1766-12-12, de Augustin Louis Marie Texada, marquis de Ximénès à Voltaire [François Marie Arouet].

Si je vous donne carte blanche! assurément, monsieur, et très blanche.
Je suis assez flatté déjà que vous la daigniés accepter. Il me semble voir le bon Socrate au milieu de ses disciples leur demander la permission de les instruire.

Je vais achever mon examen, puisque vous l'ordonnés ainsi. Vous m'avez rendu tout mon courage; et ce ne sont pas vos louanges, toutes flatteuses qu'elles sont, qui m'assurent du succès, ce succès est certain puisque mon ouvrage deviendra la vôtre. Dieu vous maintienne dans ce louable dessein. La générosité sied bien à ceux qui peuvent donner beaucoup sans s'appauvrir.

Je ne puis envoier un éxemplaire nouveau des notes que vous avés déjà sur les Tragédies de Britannicus, de Mitridate, de Bajazeth, d'Iphigénie et d'Andromaque, parce que je n'en ai plus de minute et qu'il faudroit que je recommençasse un travail aussi ingrat qu'inutile.

L'exemplaire que m. de la Harpe a eu l'honneur de vous remettre est écrit à mi-marge, effacés beaucoup et substitués davantage, je m'en trouverai bien à coup sûr et le public encor mieux.

Cependant je vais tâcher de saisir vôtre esprit dans mes observations sur Phèdre et sur Athalie. Polieucte pourra me servir d'objet de comparaison avec cette dernière puis que ces deux tragédies sont apelées chrétiennes.

L'ancien testament n'est pas cependant aussi différent du nouveau que le stile de Racine du jargon de Corneille. Pardonnés moi ce mot, je viens de relire Polieucte et sur 2000 vers je n'en vois pas deux cent qui soient suportables. Il est bien étonnant que les gens qui sont instruits de cette vérité soient obstinés à la combattre. Qu'y a-t-il à gagner pour eux? Ils peuvent écrire aussi incorrectement que Corneille sans en avoir la réputation: les événements que l'on voit arriver tous les jours ne sont plus des prodiges. Revenons à notre objet.

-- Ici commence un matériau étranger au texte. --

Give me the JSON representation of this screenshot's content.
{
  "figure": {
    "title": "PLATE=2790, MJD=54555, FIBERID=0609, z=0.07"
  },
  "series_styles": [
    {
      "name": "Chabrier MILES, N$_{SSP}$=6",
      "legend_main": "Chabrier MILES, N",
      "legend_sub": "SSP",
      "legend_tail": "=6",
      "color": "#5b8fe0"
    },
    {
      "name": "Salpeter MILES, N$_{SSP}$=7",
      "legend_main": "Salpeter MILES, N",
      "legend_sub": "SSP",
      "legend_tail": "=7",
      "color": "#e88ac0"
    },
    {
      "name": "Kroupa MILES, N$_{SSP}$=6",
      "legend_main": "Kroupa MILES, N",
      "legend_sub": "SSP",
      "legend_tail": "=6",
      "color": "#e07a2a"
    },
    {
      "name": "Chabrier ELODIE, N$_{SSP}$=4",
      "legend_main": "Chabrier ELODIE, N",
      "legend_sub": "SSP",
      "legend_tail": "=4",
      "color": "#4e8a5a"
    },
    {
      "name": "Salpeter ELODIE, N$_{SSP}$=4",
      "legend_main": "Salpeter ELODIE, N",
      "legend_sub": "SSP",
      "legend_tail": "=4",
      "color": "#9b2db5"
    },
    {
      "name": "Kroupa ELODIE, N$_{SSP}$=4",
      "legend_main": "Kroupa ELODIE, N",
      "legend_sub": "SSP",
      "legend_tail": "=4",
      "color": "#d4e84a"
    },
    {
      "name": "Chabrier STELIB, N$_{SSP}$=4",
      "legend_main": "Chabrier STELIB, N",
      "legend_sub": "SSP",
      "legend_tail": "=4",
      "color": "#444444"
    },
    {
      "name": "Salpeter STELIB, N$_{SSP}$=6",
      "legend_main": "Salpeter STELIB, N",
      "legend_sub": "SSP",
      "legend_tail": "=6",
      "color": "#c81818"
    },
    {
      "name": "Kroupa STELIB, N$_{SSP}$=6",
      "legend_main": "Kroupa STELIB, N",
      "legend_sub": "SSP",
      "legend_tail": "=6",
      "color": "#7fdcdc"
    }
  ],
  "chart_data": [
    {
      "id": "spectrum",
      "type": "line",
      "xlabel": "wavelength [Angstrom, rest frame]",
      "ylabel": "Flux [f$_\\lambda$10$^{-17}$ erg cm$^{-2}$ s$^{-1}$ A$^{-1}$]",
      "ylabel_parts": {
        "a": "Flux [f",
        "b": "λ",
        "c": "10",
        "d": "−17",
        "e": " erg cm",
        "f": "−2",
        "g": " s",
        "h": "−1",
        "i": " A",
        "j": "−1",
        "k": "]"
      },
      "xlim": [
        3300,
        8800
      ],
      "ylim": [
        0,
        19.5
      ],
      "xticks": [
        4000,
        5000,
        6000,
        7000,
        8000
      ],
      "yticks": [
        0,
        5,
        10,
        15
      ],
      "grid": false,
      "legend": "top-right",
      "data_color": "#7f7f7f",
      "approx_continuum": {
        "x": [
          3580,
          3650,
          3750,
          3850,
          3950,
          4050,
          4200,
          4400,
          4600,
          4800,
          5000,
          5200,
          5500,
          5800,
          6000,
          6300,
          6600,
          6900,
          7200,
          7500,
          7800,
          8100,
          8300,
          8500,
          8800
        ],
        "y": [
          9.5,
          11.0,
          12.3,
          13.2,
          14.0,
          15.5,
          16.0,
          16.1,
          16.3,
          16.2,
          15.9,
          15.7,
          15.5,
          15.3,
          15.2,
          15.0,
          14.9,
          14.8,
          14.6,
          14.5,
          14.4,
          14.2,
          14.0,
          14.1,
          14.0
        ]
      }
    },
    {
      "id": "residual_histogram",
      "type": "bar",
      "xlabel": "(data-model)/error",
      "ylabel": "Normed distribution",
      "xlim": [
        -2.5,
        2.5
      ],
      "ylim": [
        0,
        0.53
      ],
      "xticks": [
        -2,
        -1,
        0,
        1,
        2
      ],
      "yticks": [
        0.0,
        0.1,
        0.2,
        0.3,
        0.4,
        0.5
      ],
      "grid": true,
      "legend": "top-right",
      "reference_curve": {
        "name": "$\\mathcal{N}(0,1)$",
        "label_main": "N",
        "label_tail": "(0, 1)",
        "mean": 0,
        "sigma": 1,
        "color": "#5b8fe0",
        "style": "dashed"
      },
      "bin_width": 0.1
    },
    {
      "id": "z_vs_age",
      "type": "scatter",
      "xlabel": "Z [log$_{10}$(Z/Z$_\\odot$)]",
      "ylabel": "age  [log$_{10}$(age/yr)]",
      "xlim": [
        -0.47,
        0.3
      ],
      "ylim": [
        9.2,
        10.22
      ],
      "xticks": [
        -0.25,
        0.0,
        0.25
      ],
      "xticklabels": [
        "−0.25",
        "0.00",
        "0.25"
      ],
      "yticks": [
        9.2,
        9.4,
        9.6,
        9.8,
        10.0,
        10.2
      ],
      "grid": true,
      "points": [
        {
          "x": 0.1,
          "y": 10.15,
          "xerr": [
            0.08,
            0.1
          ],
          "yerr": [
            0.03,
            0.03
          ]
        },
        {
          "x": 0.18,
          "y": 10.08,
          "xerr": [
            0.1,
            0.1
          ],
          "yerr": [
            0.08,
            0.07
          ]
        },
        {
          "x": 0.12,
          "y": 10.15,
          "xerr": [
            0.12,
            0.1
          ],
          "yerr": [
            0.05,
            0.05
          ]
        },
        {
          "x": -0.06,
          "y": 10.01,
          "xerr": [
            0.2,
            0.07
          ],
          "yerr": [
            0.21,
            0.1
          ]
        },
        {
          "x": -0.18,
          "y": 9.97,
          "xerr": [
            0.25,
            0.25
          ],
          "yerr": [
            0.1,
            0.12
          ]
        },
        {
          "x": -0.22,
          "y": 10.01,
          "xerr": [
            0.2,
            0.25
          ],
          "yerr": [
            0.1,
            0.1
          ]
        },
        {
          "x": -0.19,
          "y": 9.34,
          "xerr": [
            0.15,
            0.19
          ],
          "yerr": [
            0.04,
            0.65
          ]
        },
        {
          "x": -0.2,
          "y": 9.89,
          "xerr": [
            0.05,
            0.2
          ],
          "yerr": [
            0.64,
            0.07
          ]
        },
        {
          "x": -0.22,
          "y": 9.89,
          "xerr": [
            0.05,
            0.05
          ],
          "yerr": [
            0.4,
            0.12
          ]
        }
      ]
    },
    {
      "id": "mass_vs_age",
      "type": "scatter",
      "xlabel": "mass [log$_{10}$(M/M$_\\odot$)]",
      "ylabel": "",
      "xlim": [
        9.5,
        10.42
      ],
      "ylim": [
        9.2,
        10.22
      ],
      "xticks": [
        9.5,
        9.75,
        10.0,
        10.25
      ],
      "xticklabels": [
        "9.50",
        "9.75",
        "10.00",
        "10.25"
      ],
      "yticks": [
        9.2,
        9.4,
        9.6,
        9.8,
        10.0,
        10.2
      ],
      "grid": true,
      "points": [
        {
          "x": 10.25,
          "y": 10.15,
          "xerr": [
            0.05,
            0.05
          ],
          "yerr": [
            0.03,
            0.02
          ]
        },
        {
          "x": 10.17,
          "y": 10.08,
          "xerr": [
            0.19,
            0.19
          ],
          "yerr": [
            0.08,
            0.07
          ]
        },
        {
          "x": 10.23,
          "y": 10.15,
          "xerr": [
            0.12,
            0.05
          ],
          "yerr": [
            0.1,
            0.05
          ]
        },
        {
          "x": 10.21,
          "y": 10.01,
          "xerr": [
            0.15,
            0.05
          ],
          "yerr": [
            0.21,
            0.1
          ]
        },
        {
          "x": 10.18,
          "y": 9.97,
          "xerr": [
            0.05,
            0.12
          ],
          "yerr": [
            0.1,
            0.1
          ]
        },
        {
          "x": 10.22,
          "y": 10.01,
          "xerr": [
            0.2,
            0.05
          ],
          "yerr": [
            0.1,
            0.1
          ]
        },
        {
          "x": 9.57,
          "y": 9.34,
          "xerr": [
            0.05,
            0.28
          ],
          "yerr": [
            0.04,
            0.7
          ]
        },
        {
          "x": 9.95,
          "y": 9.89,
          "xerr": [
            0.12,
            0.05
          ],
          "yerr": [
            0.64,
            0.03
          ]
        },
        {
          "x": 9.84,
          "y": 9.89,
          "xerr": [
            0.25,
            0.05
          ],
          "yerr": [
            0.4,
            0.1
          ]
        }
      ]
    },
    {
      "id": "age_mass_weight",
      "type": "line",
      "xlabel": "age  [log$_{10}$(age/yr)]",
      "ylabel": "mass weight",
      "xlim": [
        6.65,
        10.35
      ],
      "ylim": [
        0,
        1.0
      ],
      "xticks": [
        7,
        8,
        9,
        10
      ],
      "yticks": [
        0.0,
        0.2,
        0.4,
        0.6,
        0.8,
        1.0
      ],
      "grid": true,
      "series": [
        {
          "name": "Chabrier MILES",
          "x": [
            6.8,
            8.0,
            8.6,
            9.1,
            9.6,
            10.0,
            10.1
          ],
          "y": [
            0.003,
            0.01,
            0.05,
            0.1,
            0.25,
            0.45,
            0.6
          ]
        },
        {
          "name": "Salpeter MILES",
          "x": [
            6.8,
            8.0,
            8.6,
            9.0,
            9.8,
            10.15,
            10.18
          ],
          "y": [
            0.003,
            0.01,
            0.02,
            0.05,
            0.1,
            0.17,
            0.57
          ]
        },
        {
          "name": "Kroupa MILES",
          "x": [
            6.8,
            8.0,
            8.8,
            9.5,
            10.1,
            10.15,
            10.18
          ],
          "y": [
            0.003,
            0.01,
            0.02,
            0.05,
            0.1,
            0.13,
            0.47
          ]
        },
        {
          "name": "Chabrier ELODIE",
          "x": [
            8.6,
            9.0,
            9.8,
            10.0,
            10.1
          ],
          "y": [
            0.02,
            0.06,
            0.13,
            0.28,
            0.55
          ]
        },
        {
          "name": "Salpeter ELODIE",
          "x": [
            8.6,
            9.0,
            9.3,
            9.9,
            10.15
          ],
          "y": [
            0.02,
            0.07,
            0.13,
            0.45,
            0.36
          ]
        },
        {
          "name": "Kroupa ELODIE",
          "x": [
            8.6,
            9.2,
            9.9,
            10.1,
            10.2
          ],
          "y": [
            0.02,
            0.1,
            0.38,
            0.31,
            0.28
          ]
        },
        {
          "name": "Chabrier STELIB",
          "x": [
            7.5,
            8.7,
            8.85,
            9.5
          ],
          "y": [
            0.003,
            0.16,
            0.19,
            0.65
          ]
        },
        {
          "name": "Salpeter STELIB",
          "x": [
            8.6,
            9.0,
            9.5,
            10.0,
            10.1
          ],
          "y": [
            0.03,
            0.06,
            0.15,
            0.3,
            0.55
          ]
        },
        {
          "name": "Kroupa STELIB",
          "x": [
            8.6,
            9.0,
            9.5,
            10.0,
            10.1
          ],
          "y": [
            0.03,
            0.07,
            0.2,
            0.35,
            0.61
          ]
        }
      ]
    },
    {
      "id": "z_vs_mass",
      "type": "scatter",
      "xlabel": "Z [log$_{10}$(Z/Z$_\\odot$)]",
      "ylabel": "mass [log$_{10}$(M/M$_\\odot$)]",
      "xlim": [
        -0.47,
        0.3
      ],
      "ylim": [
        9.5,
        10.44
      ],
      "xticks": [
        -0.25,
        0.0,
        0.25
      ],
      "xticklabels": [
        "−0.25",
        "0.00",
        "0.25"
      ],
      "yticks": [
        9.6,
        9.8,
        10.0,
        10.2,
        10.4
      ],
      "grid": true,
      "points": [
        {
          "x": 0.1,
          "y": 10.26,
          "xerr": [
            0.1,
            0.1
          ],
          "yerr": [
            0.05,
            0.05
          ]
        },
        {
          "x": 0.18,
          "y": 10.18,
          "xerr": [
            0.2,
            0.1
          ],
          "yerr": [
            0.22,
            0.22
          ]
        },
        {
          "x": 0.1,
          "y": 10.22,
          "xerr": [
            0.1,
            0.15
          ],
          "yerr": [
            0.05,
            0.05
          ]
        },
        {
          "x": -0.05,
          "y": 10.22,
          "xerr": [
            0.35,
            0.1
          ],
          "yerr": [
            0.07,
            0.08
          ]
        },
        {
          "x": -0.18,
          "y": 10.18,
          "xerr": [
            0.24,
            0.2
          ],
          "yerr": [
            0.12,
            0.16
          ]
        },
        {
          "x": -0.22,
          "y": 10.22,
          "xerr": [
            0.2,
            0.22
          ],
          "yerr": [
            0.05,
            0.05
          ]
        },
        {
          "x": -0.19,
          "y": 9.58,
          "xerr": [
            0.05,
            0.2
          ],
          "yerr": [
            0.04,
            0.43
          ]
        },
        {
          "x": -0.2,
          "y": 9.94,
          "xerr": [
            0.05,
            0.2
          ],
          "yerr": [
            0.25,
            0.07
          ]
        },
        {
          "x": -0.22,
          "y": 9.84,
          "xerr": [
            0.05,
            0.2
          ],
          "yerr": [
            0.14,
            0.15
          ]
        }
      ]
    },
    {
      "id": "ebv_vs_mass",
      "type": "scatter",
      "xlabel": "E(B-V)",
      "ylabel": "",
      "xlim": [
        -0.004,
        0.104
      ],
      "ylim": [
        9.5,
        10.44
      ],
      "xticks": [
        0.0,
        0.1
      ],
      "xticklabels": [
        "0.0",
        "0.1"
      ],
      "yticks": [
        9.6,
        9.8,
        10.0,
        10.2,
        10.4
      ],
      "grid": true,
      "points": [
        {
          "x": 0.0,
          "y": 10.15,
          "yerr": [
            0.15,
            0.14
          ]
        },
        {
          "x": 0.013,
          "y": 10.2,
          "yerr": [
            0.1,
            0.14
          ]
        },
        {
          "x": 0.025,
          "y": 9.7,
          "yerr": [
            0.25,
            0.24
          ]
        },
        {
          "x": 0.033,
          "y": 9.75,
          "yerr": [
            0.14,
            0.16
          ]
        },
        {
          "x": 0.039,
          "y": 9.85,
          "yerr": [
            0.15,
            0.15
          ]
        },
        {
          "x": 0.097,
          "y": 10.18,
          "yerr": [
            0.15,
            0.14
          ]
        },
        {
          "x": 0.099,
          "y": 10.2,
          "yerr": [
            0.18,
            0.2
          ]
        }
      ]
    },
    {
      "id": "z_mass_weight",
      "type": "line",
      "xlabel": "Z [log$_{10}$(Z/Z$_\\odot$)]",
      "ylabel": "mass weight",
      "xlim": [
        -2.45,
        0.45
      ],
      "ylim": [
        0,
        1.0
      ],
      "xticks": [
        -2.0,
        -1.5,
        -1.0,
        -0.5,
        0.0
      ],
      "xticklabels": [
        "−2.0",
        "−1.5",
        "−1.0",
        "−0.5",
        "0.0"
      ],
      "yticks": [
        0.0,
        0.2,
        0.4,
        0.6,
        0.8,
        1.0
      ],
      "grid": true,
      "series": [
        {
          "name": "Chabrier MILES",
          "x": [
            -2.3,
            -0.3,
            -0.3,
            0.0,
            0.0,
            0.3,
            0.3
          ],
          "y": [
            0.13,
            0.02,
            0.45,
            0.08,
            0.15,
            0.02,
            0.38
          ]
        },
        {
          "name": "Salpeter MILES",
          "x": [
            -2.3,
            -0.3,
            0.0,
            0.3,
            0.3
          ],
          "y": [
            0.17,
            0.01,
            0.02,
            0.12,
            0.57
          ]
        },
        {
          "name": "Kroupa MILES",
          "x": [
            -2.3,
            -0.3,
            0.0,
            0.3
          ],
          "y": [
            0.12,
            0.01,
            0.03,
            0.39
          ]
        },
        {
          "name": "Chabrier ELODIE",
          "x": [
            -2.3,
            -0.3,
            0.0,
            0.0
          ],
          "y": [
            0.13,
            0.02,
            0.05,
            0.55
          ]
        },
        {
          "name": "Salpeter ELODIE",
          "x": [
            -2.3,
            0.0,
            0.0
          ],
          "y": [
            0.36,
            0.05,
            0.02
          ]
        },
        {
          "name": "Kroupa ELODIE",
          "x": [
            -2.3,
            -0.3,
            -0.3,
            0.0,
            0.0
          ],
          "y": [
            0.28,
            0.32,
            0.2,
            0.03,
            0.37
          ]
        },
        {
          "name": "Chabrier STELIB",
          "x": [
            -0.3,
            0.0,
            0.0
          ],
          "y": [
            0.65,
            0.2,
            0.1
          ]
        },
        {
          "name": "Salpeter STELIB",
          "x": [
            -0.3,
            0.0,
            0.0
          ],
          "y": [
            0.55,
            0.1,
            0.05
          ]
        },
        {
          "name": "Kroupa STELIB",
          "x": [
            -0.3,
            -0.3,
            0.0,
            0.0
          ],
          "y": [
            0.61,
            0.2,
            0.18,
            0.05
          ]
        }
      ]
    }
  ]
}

J'aurai l'honneur de vous envoier un cahier d'observations nouvelles sur Phèdre, à la fin de la semaine prochaine, j'aurai grand soin que la marge soit ample et bien blanche afin qu'elle me revienne bien noire. Mon projet seroit que l'ouvrage parût dans le courant du mois de Mars, l'édition nouvelle de Racine (proposée par souscription) sera délivrée dans les premiers jours de fébvrier et tandis que les échos mercenaires du faux goût et de l'ignorance retentiront des imbéciles jugements de nos Midas et de nos Zoiles, il seroit bon, je crois, que le troupeau choisi reçût quelque consolation et pût se rallier sous vôtre étendart. Il seroit bon que les gens du monde, qui lisent peu, qui savent moins, mais qui jugent aussi volontiers que Dandin, cessassent de croire à Corneille comme à leur Evangile, et qu'ils apprissent à distinguer les vraies beautés des vaines déclamations.

C'est vous, monsieur, qui aurés l'honneur de cette révolution, si elle arrive un jour. Vous me promettés de dire tout, et moi je vous prie de ne rien taire.

On dit, icy, que m. le Kain est dépositaire d'un trésor nouveau que vous venés de lui confier. On dit que c'est une Tragédie de Pierre le cruel. Mais j'en doute encor. Vous me fites l'honneur de me mander, il y a deux ans, que vous aviez abandonné ce sujet. Honorés moi de plus de confiance et soiés sûr que je garderai le secret avec autant de constance que je publirai nôtre ouvrage avec intrépidité. Je jouis d'avance du plaisir de voir nos idées jointes et rassemblées, il me semble que c'est entrer en partage de la souveraineté et que mon nom ne sauroit plus périr après une si glorieuse association. N'allés pas tromper de si douces espérances et réaliser des chimères qui ne m'occuperoient pas longtems s'il n'en résultoit point une utilité générale. On s'attache par ses propres bienfaits; je vois bien par vos magnifiques promesses que vous m'aimez encor; continués à m'aimer et soiés sûr de ma reconnoissance comme de mon admiration respectueuse.

Mille respects à vos dames.

P. S. Mr de la Harpe pourra vous dire, comme moi, qu'il est bien vraisemblable que Le comte Pascal mourra dans l'impénitence finale.